Demain, ils achèteront sur Facebook ou avec leur téléphone portable en flashant des QR codes. Ben franchement… je me suis réveillée ce matin et je me suis sentie périmée vieille.

Ces gens qui achètent des prix barrés, des taux de réduction, des « payez 5 nuits, les 2 suivantes sont gratuites », ils achètent quoi ? Juste un prix. Et il faudrait qu’ils comprennent que quand ils achètent un prix, ils n’en ont que pour leur argent. Pas davantage.

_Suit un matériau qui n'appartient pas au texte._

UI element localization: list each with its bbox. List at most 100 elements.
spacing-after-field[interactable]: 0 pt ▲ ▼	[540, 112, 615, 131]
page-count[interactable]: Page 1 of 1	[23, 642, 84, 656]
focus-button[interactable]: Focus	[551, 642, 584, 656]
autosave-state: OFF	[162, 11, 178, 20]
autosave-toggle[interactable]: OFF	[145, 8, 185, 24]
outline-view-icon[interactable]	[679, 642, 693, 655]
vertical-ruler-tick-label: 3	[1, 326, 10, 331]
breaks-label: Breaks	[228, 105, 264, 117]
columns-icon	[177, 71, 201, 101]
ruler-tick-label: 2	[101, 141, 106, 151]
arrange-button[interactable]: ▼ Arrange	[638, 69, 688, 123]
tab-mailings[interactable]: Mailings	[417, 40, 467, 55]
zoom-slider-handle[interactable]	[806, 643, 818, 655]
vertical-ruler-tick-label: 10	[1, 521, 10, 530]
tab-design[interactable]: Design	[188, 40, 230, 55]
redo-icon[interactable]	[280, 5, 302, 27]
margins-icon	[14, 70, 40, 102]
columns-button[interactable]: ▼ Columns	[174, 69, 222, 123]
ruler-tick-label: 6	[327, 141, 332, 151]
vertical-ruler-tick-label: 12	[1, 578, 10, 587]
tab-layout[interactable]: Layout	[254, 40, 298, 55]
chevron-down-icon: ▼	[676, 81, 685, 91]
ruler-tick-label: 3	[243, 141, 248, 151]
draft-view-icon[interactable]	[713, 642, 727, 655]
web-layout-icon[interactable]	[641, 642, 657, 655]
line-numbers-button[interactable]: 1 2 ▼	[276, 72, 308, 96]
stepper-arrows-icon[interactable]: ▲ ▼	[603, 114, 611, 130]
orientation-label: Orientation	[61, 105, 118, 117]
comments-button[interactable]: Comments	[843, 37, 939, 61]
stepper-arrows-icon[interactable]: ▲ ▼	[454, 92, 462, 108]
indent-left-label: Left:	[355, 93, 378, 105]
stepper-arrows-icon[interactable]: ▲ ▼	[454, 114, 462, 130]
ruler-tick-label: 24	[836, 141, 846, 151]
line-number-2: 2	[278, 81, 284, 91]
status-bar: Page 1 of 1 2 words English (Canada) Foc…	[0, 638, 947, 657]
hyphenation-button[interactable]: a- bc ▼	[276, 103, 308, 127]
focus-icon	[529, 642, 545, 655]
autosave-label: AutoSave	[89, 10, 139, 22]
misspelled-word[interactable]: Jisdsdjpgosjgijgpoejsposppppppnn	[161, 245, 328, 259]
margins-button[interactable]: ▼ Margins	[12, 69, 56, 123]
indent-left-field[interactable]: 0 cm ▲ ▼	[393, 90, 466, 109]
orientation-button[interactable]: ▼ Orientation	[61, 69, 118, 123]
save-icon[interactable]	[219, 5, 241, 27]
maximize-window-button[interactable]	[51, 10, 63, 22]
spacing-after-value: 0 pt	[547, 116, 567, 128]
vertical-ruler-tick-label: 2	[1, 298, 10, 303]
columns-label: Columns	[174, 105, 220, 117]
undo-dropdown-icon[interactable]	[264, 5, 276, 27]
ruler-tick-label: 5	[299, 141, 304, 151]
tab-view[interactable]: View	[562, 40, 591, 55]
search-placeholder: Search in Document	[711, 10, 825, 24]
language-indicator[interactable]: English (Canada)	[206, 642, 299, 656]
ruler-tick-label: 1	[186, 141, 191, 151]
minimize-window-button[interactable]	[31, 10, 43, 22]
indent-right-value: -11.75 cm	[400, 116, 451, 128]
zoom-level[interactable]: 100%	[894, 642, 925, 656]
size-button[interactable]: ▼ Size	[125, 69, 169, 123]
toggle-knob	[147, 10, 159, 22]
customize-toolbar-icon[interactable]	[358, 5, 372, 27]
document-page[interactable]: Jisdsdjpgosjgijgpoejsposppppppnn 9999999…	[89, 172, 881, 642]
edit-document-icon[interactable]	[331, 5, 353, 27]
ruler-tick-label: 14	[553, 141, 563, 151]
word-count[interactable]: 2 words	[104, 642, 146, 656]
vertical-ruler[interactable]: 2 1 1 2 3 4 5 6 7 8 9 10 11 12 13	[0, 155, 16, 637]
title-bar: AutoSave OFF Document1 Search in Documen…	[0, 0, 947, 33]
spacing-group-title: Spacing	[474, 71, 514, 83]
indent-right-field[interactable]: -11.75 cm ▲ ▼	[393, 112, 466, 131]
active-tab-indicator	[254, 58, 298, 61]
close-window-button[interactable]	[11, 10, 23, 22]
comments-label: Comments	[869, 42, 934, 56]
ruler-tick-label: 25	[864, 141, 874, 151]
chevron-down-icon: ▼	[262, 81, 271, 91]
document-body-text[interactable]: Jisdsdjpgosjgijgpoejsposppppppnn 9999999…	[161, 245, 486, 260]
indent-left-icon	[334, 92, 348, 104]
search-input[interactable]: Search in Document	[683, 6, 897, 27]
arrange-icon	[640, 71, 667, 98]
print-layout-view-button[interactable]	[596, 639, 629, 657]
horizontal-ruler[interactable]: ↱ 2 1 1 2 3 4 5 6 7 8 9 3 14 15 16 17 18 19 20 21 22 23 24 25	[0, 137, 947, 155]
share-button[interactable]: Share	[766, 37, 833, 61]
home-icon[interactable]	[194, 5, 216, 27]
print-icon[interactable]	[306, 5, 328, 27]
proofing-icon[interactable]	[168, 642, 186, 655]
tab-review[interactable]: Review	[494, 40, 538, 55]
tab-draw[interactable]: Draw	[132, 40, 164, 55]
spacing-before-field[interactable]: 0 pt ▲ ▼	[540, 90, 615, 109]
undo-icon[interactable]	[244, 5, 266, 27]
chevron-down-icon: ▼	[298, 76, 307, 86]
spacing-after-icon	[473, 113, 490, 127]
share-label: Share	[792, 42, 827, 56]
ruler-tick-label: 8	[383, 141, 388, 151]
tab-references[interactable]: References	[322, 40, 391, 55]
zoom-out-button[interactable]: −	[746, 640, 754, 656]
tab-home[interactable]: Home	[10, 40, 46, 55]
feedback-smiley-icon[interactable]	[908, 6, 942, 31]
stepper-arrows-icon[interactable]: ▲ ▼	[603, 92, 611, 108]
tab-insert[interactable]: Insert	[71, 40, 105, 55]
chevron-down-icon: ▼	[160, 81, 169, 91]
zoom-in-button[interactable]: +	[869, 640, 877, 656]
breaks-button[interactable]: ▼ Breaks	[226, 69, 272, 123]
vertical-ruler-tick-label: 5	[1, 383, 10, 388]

Je suis la première à ne pas défendre le système traditionnel où le client achète ce qu’une agence de voyages achète à un TO qui achète à un réceptif. Je ne vais pas jouer à chercher qui est fautif (je suis trop grande pour le plan « c’est pas moi qui ai commencé ») mais oui, on commence à dire un peu partout que l’un des maillons de la chaine est de trop, parce qu’il ne sert à rien :

Si l’agence ne fait qu’enregistrer la commande d’un client qui est fidèle à un TO, elle ne mérite même pas ses 12%. Si le TO ne sert qu’à mettre sur catalogue l’addition d’un vol régulier et d’un hôtel, il ne mérite que d’être contourné par l’agence qui achètera son vol d’un côté et l’hôtel de l’autre.

Mais nous, dans les agences, on sert à quoi ? J’ai réfléchi (ça m’arrive : j’ai un demi-neurone en parfait état de marche).

On ne sera jamais aussi performante qu’un moteur de recherche pour répondre à la question « qu’est-ce que vous avez en promo ? » 
Notre grande utilité, c’est le conseil. Encore faut-il pour ça qu’on connaisse nos clients et les produits qu’on pourrait leur vendre. Après, il suffit d’avoir un peu de persuasion pour orienter le bon client vers le bon produit.

C’est en listant les voyages d’étude récemment effectuées par les filles que je m’en suis rendue compte : on n’est plus invitées par les TO mais par les offices de tourisme, les chaines hôtelières et les réceptifs. Tous ces gens là ont tout intérêt à ce qu’on connaisse bien les produits pour qu’on puisse ensuite en parler à nos clients et les convaincre. Et surtout, qu’on sache vendre le bon produit au bon client.

Qui peut vendre le bon produit au bon client ? Sans doute pas une mutuelle ou une banque, encore moins un CE, facebook ou un site de vente plus ou moins privée. Qui alors ? La petite agent de voyages qui connaît ses clients et les produits. Ah ben tiens ! On l’avait peut-être enterrée oubliée un peu vite celle là.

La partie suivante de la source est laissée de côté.